Example: Suppose $n$ is odd. Because of graded commutativity, it follows that $\alpha^2=0$ , so that $H(f)=0$ .

Proposition [Prop 4B.1 in Hatcher]: The Hopf invariant gives a homomorphism $\pi_{2n-1}(S^n)\to \mathbf{Z}$ .

It’s rather easy to see that the Hopf invariant of $S^{2n-1}\xrightarrow{f}S^{2n-1}\xrightarrow{g}S^n$ is $H(g)\deg f$ , and that the Hopf invariant of $S^{2n-1}\xrightarrow{g}S^n\xrightarrow{f}S^n$ is $H(g)(\deg f)^2$ . More interesting is the statement that we can find a map $S^{2n-1}\to S^n$ whose Hopf invariant is $2$ for even $n$ . Consider $S^n\times S^n/(x_0,\ast)\sim(\ast,x_0)$ where $x_0$ is a chosen basepoint. This has one cell in dimensions $0,n,2n$ . Thus it’s of the form $C_f$ for some $f$ , and Proposition 3.22 of Hatcher shows that $H(f)=2$ .

Suppose $\mu:S^{n-1}\times S^{n-1}\to S^{n-1}$ is a H-space structure on $S^{n-1}$ . We will define a map $f:S^{2n-1}\to S^{n-1}$ as follows. We know that $S^{2n-1}=\partial D^{2n}$ , which is $(D^n\times \partial D^n)\cup(\partial D^n\times D^n)$ . On the first factor, define $f(x,y)=||x||\mu\left(\frac{x}{||x||},y\right)$ , and on the second factor, define $f(x,y)=||y||\mu\left(x,\frac{y}{||y||}\right)$ .

Lemma: The Hopf invariant of $f$ constructed above is $1$ .

Proof. Claim 2.6 in http://math.uchicago.edu/~may/REU2015/REUPapers/Kirsche.pdf. QED.

Now we can prove the following important result.

Theorem: If $f:S^{2n-1}\to S^n$ has Hopf invariant $1$ , then $n$ is a power of $2$ .

Proof.
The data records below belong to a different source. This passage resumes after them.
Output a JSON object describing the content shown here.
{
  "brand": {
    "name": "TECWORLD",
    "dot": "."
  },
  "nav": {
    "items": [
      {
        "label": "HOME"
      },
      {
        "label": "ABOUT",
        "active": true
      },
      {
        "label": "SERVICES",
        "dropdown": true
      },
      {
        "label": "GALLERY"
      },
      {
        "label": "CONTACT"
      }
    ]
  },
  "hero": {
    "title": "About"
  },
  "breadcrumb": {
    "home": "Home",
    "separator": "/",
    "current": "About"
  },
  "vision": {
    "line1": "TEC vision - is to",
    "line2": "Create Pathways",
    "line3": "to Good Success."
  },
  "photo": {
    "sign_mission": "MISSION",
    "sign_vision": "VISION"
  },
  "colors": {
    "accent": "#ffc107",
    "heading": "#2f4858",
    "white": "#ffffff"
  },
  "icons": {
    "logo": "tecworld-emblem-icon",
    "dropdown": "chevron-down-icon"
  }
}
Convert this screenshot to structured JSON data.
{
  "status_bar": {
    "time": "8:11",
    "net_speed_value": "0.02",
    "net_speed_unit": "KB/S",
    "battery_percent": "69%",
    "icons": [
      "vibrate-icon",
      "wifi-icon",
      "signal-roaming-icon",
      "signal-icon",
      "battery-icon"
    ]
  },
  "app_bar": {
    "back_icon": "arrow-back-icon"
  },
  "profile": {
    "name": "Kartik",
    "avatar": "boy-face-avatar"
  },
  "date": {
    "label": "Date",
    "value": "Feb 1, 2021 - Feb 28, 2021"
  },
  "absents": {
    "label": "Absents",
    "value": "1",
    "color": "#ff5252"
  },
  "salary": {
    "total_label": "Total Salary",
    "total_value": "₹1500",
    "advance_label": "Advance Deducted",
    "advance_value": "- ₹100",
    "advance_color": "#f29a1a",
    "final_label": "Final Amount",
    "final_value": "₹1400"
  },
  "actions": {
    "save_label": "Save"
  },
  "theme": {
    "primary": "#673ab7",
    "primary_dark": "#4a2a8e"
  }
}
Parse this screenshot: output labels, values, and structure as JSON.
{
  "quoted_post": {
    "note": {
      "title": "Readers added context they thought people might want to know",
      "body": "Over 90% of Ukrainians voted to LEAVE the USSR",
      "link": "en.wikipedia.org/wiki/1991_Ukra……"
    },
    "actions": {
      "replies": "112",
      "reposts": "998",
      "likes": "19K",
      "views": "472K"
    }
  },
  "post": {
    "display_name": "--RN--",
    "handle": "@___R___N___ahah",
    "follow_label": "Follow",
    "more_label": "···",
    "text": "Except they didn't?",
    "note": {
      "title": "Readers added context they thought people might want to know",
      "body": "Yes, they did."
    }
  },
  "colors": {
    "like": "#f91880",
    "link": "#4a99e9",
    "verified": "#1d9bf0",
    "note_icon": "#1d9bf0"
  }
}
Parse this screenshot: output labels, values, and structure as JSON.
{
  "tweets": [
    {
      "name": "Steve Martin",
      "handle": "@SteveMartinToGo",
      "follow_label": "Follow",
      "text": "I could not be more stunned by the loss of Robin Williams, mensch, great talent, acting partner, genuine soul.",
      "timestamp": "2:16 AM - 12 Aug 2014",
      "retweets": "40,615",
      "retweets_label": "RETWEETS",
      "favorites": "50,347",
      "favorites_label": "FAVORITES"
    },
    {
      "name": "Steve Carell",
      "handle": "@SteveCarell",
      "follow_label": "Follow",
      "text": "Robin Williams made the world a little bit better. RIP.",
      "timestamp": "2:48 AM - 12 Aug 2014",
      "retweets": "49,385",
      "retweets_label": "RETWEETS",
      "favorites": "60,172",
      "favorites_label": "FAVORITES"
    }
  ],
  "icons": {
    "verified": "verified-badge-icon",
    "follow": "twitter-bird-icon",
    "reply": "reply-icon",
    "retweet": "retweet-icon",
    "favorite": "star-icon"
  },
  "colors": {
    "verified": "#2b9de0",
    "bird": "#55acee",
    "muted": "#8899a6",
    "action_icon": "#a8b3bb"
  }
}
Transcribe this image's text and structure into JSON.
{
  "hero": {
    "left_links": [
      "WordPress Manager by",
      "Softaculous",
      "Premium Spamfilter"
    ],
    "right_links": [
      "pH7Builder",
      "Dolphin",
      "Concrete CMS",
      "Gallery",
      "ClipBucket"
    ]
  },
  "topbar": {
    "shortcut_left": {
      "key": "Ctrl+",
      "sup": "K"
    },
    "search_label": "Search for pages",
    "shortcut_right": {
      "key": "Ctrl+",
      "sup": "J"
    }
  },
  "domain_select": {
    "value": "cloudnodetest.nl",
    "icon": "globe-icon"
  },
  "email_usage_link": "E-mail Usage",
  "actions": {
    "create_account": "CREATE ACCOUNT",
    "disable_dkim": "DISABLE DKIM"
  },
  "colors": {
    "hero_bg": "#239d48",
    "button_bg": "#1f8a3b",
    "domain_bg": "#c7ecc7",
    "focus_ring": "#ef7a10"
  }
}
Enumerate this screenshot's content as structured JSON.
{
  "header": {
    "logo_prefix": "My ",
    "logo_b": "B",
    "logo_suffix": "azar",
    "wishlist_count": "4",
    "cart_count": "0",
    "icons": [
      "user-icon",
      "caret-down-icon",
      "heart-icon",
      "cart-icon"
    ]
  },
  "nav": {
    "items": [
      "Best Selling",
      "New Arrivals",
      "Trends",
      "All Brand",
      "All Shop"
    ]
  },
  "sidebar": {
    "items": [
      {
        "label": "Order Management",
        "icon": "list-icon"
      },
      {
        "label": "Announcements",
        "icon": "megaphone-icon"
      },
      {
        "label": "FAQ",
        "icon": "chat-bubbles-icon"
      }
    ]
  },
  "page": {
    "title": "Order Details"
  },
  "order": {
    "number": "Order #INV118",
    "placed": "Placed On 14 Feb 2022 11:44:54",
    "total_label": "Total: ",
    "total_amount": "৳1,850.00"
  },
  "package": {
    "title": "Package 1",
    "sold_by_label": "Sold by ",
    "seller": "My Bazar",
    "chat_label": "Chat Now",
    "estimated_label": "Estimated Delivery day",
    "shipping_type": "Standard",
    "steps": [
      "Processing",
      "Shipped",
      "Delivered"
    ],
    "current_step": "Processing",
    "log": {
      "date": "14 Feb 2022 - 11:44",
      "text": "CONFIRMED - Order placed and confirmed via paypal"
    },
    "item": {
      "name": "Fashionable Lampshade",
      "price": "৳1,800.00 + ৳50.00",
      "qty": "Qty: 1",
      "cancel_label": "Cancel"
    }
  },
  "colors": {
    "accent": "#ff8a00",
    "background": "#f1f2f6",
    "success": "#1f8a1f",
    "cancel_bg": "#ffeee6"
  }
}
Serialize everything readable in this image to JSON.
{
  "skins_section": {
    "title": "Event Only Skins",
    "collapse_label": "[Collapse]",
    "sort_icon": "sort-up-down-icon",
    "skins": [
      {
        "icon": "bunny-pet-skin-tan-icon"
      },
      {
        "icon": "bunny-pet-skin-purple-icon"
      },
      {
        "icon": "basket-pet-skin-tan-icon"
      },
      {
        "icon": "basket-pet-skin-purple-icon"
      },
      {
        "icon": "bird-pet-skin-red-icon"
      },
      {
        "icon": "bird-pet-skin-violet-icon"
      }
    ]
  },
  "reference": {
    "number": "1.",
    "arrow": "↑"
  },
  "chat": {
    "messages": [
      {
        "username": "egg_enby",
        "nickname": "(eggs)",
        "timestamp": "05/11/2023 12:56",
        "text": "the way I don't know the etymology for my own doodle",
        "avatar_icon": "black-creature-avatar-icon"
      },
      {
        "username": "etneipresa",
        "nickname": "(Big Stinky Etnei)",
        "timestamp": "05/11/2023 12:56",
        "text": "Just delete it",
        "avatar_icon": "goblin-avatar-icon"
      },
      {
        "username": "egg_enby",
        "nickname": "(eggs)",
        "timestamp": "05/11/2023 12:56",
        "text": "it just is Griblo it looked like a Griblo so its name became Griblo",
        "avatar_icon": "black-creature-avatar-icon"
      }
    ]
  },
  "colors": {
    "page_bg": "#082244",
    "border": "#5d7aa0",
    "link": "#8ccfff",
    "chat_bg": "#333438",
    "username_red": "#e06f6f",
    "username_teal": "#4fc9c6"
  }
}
Recall that $\alpha^2=H(f)\beta$ . But $\alpha^2=\mathrm{Sq}^n\alpha$ . If $\mathrm{Sq}^n$ was decomposable, then $\alpha^2=0$ , so $H(f)=0$ . Thus by our characterization of indecomposables in $\mathcal{A}$ , we know that $n=2^k$ for some $k$ . QED.